12 января, час дня. Вот я и дождалась!

Позвонила эта женщина и сказала: «Ева, это вы? Говорит Лена, жена Томаса».

У нас с мамой очень похожи голоса. Я сказала, что это не Ева, а ее дочь Катя. Тогда она спросила, сколько мне лет, и я сказала, что скоро семнадцать.

Она сказала, что ее дочери Лизе тоже скоро будет семнадцать. Потом она спросила: «Катя, ты знаешь, что у вас в семье происходит?»

У меня стало кисло во рту, и я сказала, что да.

Тогда она сказала каким-то другим, пьяным даже немного голосом: «Твоя мать отняла у меня мужа, а у моей дочки – отца».

И зарыдала.

Мне стало так жалко ее, что я тоже чуть не расплакалась. Я молчала, а она все рыдала, и я не могла положить трубку, хотя в любой момент могли прийти мама с папой из больницы! Потом она перестала рыдать и сказала, что хуже моей матери нет никого на свете, и у меня сразу высохли слезы.

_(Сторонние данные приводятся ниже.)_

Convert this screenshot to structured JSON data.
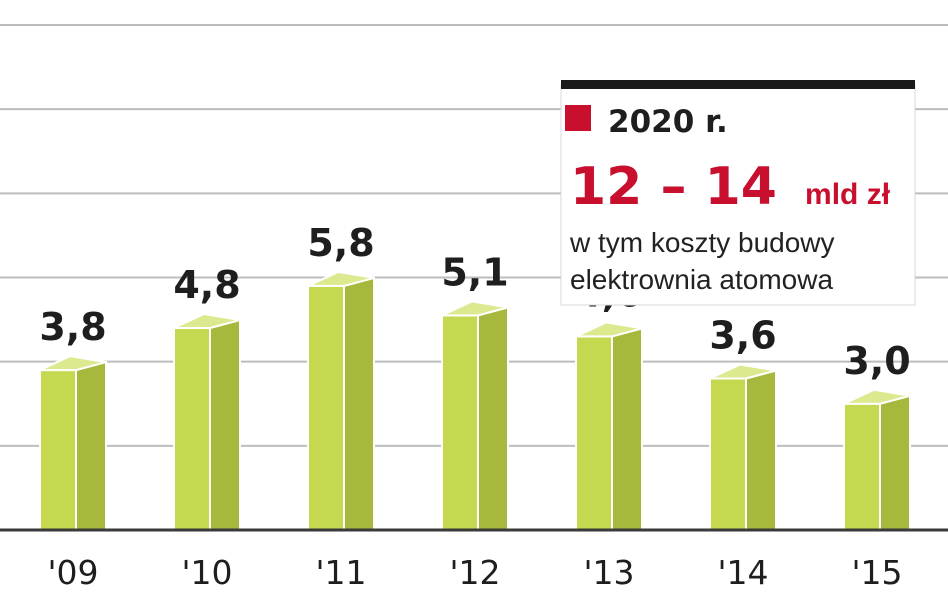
{
  "chart_data": {
    "type": "bar",
    "categories": [
      "'09",
      "'10",
      "'11",
      "'12",
      "'13",
      "'14",
      "'15"
    ],
    "values": [
      3.8,
      4.8,
      5.8,
      5.1,
      4.6,
      3.6,
      3.0
    ],
    "value_labels": [
      "3,8",
      "4,8",
      "5,8",
      "5,1",
      "4,6",
      "3,6",
      "3,0"
    ],
    "ylim": [
      0,
      12
    ],
    "grid": true,
    "colors": {
      "bar_front": "#c6d84f",
      "bar_side": "#a7b83c",
      "bar_top": "#dde98e",
      "grid": "#bdbdbd",
      "axis": "#3a3a3a"
    },
    "callout": {
      "marker_color": "#c8102e",
      "year": "2020 r.",
      "value": "12 – 14",
      "unit": "mld zł",
      "line1": "w tym koszty budowy",
      "line2": "elektrownia atomowa"
    }
  }
}
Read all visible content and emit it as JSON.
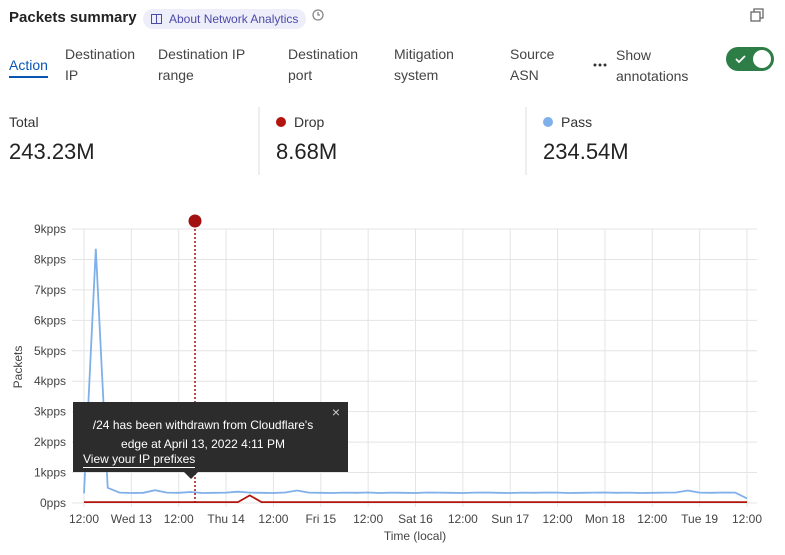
{
  "header": {
    "title": "Packets summary",
    "badge": "About Network Analytics"
  },
  "tabs": [
    "Action",
    "Destination IP",
    "Destination IP range",
    "Destination port",
    "Mitigation system",
    "Source ASN"
  ],
  "active_tab": 0,
  "annotations_toggle": {
    "label": "Show annotations",
    "on": true
  },
  "summary": {
    "total_label": "Total",
    "values": [
      "243.23M",
      "8.68M",
      "234.54M"
    ]
  },
  "annotation": {
    "text": "/24 has been withdrawn from Cloudflare's edge at April 13, 2022 4:11 PM",
    "link": "View your IP prefixes"
  },
  "chart_data": {
    "type": "line",
    "y_label": "Packets",
    "x_label": "Time (local)",
    "categories": [
      "12:00",
      null,
      null,
      null,
      "Wed 13",
      null,
      null,
      null,
      "12:00",
      null,
      null,
      null,
      "Thu 14",
      null,
      null,
      null,
      "12:00",
      null,
      null,
      null,
      "Fri 15",
      null,
      null,
      null,
      "12:00",
      null,
      null,
      null,
      "Sat 16",
      null,
      null,
      null,
      "12:00",
      null,
      null,
      null,
      "Sun 17",
      null,
      null,
      null,
      "12:00",
      null,
      null,
      null,
      "Mon 18",
      null,
      null,
      null,
      "12:00",
      null,
      null,
      null,
      "Tue 19",
      null,
      null,
      null,
      "12:00"
    ],
    "series": [
      {
        "name": "Drop",
        "color": "#b3140c",
        "values": [
          30,
          30,
          30,
          30,
          30,
          30,
          30,
          30,
          30,
          30,
          30,
          30,
          30,
          30,
          250,
          30,
          30,
          30,
          30,
          30,
          30,
          30,
          30,
          30,
          30,
          30,
          30,
          30,
          30,
          30,
          30,
          30,
          30,
          30,
          30,
          30,
          30,
          30,
          30,
          30,
          30,
          30,
          30,
          30,
          30,
          30,
          30,
          30,
          30,
          30,
          30,
          30,
          30,
          30,
          30,
          30,
          30
        ]
      },
      {
        "name": "Pass",
        "color": "#7fb0ea",
        "values": [
          320,
          8350,
          500,
          340,
          330,
          335,
          420,
          340,
          335,
          360,
          330,
          335,
          340,
          370,
          340,
          335,
          330,
          345,
          410,
          340,
          335,
          330,
          340,
          335,
          345,
          330,
          340,
          335,
          330,
          345,
          340,
          335,
          330,
          340,
          345,
          335,
          330,
          340,
          335,
          345,
          340,
          330,
          335,
          340,
          345,
          335,
          340,
          330,
          335,
          340,
          345,
          410,
          340,
          335,
          345,
          340,
          150
        ]
      }
    ],
    "ylim": [
      0,
      9000
    ],
    "yticks": [
      {
        "value": 0,
        "label": "0pps"
      },
      {
        "value": 1000,
        "label": "1kpps"
      },
      {
        "value": 2000,
        "label": "2kpps"
      },
      {
        "value": 3000,
        "label": "3kpps"
      },
      {
        "value": 4000,
        "label": "4kpps"
      },
      {
        "value": 5000,
        "label": "5kpps"
      },
      {
        "value": 6000,
        "label": "6kpps"
      },
      {
        "value": 7000,
        "label": "7kpps"
      },
      {
        "value": 8000,
        "label": "8kpps"
      },
      {
        "value": 9000,
        "label": "9kpps"
      }
    ],
    "grid": true
  }
}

Но я почему-то не попросила ее замолчать, а сказала: «У вас нет никаких доказательств». «Ладно, – сказала она, – я понимаю, что тебе неприятно это слушать! Скажи мне лучше другое: ну, пусть у них любовь, пусть им море по колено, но разве можно быть счастливыми за счет других?»

Я не знала, что на это сказать, да и сейчас не знаю. Я чувствовала только, что именно так и бывает: если тебе хорошо, кому-то обязательно плохо, и наоборот.

«Я не понимаю, – сказала она тем же пьяным голосом, и я подумала, что, может быть, она выпила. – Зачем он ей? Старый, больной! Ты его никогда не видела?»